Lowri Roberts

Personal information
- Nationality: British (Welsh)
- Born: 18 October 1997 (age 28) Bodelwyddan, Wales

Sport
- Turned pro: 2015
- Retired: Active

Women's singles
- Highest ranking: No. 84 (March 2025)
- Current ranking: No. 87 (May 2024)
- Title: 2

Medal record
Squash
Representing Wales
European Team Championships
| Bronze medal – third place | 2017 Helsinki | Team |
| Silver medal – second place | 2022 Eindhoven | Team |
| Bronze medal – third place | 2023 Helsinki | Team |
| Bronze medal – third place | 2024 Uster | Team |
Welsh National Championships
| Gold medal – first place | 2023 | singles |

= Lowri Roberts =

Welsh squash player (born 1997)

Lowri Roberts (born 18 October 1997) is a Welsh professional squash player. As of May 2024, she was ranked number 87 in the world.

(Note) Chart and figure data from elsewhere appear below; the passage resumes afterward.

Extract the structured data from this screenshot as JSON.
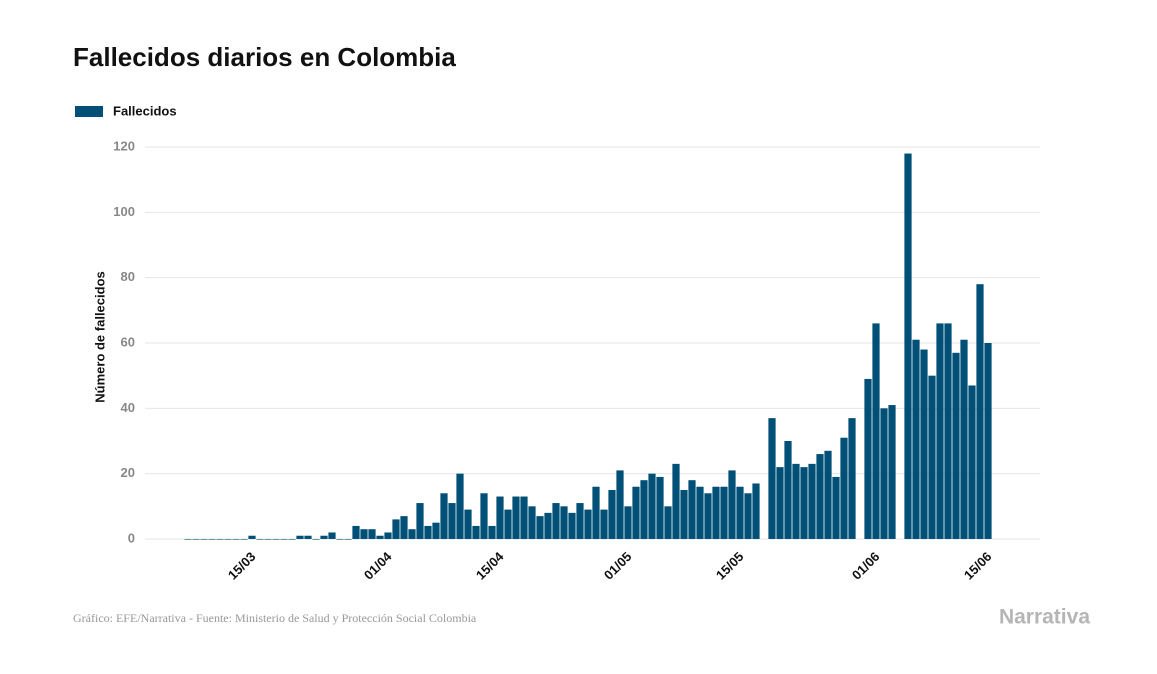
{
  "chart_data": {
    "type": "bar",
    "title": "Fallecidos diarios en Colombia",
    "y_label": "Número de fallecidos",
    "source": "Gráfico: EFE/Narrativa - Fuente: Ministerio de Salud y Protección Social Colombia",
    "brand": "Narrativa",
    "legend": "top-left",
    "grid": true,
    "categories": [
      null,
      null,
      null,
      null,
      null,
      null,
      null,
      null,
      "15/03",
      null,
      null,
      null,
      null,
      null,
      null,
      null,
      null,
      null,
      null,
      null,
      null,
      null,
      null,
      null,
      null,
      "01/04",
      null,
      null,
      null,
      null,
      null,
      null,
      null,
      null,
      null,
      null,
      null,
      null,
      null,
      "15/04",
      null,
      null,
      null,
      null,
      null,
      null,
      null,
      null,
      null,
      null,
      null,
      null,
      null,
      null,
      null,
      "01/05",
      null,
      null,
      null,
      null,
      null,
      null,
      null,
      null,
      null,
      null,
      null,
      null,
      null,
      "15/05",
      null,
      null,
      null,
      null,
      null,
      null,
      null,
      null,
      null,
      null,
      null,
      null,
      null,
      null,
      null,
      null,
      "01/06",
      null,
      null,
      null,
      null,
      null,
      null,
      null,
      null,
      null,
      null,
      null,
      null,
      null,
      "15/06"
    ],
    "series": [
      {
        "name": "Fallecidos",
        "color": "#004f76",
        "values": [
          0,
          0,
          0,
          0,
          0,
          0,
          0,
          0,
          1,
          0,
          0,
          0,
          0,
          0,
          1,
          1,
          0,
          1,
          2,
          0,
          0,
          4,
          3,
          3,
          1,
          2,
          6,
          7,
          3,
          11,
          4,
          5,
          14,
          11,
          20,
          9,
          4,
          14,
          4,
          13,
          9,
          13,
          13,
          10,
          7,
          8,
          11,
          10,
          8,
          11,
          9,
          16,
          9,
          15,
          21,
          10,
          16,
          18,
          20,
          19,
          10,
          23,
          15,
          18,
          16,
          14,
          16,
          16,
          21,
          16,
          14,
          17,
          null,
          37,
          22,
          30,
          23,
          22,
          23,
          26,
          27,
          19,
          31,
          37,
          null,
          49,
          66,
          40,
          41,
          null,
          118,
          61,
          58,
          50,
          66,
          66,
          57,
          61,
          47,
          78,
          60
        ]
      }
    ],
    "ylim": [
      0,
      120
    ],
    "yticks": [
      0,
      20,
      40,
      60,
      80,
      100,
      120
    ]
  }
}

She reached a career high ranking of 84 in the world during March 2025.

== Biography ==
In 2023, Roberts became the Welsh champion after winning the title at the Welsh National Squash Championships.

In February 2026, Roberts won her second PSA title after securing victory in the St James Open during the 2025–26 PSA Squash Tour.